La Commission rappelle également que les responsables des partis politiques de tout bord ont la responsabilité de prévenir les actes de violence et doivent redoubler d’efforts afin de résoudre pacifiquement les tensions à l’approche et à l’issue des élections. A défaut, ils doivent être conscients qu’ils peuvent être tenus pénalement responsables de leurs actions ainsi que dans certaines circonstances, de celles de leurs militants.
En conséquence, la Commission invite toutes les juridictions compétentes, y compris en dehors du système judiciaire burundais, à considérer l’ouverture de poursuites pénales contre les principaux responsables de violations graves et massives des droits de l’homme qui pourraient être commises dans le cadre du processus électoral en cours.
Par ailleurs, la Commission exhorte tous les partis politiques à cesser d’utiliser des enfants à des fins de propagande électorale et de s’assurer que les droits de l’enfant soient respectés et protégés tout au long du processus électoral.
La Commission prend note avec préoccupation de la décision des autorités burundaises de ne pas faire appliquer les recommandations de distanciation sociale de l’Organisation mondiale de la santé (OMS) pour empêcher la propagation du coronavirus lors de la campagne électorale, alors que des milliers de personnes se côtoient chaque jour dans les rassemblements politiques.

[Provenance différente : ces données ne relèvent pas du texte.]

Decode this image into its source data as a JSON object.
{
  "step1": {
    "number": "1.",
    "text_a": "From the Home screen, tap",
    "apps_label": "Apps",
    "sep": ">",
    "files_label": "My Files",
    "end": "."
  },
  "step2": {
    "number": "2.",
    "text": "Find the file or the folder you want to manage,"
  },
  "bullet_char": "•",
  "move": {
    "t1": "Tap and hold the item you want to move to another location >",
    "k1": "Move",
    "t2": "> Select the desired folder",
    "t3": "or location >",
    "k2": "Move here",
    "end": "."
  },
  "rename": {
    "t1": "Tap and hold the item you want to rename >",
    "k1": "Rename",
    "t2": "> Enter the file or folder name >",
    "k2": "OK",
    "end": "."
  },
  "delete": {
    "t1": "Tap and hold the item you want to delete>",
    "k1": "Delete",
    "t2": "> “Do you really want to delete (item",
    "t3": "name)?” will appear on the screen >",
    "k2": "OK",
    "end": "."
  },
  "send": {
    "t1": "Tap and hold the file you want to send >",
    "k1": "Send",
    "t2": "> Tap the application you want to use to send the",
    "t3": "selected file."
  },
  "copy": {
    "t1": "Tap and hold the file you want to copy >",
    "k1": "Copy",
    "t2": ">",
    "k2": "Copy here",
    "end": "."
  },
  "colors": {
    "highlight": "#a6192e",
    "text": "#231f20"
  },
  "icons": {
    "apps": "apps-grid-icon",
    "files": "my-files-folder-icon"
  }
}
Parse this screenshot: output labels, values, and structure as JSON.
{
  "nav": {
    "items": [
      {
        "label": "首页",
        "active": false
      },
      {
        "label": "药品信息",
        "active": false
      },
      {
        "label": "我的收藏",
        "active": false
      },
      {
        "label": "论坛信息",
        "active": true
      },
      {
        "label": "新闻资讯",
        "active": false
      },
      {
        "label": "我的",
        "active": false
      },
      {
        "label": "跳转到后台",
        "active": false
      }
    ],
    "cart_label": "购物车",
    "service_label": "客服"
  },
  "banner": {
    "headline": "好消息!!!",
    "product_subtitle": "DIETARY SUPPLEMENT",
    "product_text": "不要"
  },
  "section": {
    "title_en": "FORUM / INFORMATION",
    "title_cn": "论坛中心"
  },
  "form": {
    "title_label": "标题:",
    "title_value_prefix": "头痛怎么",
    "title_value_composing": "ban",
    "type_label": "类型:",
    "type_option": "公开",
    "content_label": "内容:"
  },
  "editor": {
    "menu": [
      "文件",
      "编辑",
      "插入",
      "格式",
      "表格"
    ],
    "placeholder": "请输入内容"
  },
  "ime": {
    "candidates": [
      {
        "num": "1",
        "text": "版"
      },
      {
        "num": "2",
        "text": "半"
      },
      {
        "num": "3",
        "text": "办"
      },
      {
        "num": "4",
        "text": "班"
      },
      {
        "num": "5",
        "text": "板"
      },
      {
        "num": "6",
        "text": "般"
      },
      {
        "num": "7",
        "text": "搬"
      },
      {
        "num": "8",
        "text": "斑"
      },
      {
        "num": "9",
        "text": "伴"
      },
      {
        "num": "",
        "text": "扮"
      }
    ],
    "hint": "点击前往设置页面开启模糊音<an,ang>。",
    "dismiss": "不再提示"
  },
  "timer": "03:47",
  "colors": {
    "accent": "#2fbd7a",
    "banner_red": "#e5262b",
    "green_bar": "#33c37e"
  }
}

La décision du Gouvernement burundais du 12 mai 2020 de déclarer persona non grata le Représentant de l’OMS dans le pays et trois de ses fonctionnaires, et leur ordonner de quitter le Burundi avant le 15 mai, est particulièrement regrettable dans les circonstances présentes. À cet égard, la Commission rappelle sa déclaration récente au sujet de la pandémie de COVID-19 et réitère que la transparence, le respect des standards internationaux et l’aide humanitaire sont indispensables pour la combattre.
La Commission souligne enfin que les élections du 20 mai 2020 ne pourront ouvrir une nouvelle ère de stabilité au Burundi que si le processus électoral est géré de manière pacifique et sécurisée, en toute transparence et indépendance afin que les résultats puissent être considérés comme crédibles et acceptés de tous. En conséquence, la Commission réitère son appel à la communauté internationale de rester vigilante à la situation des droits de l’homme dans le contexte électoral au Burundi.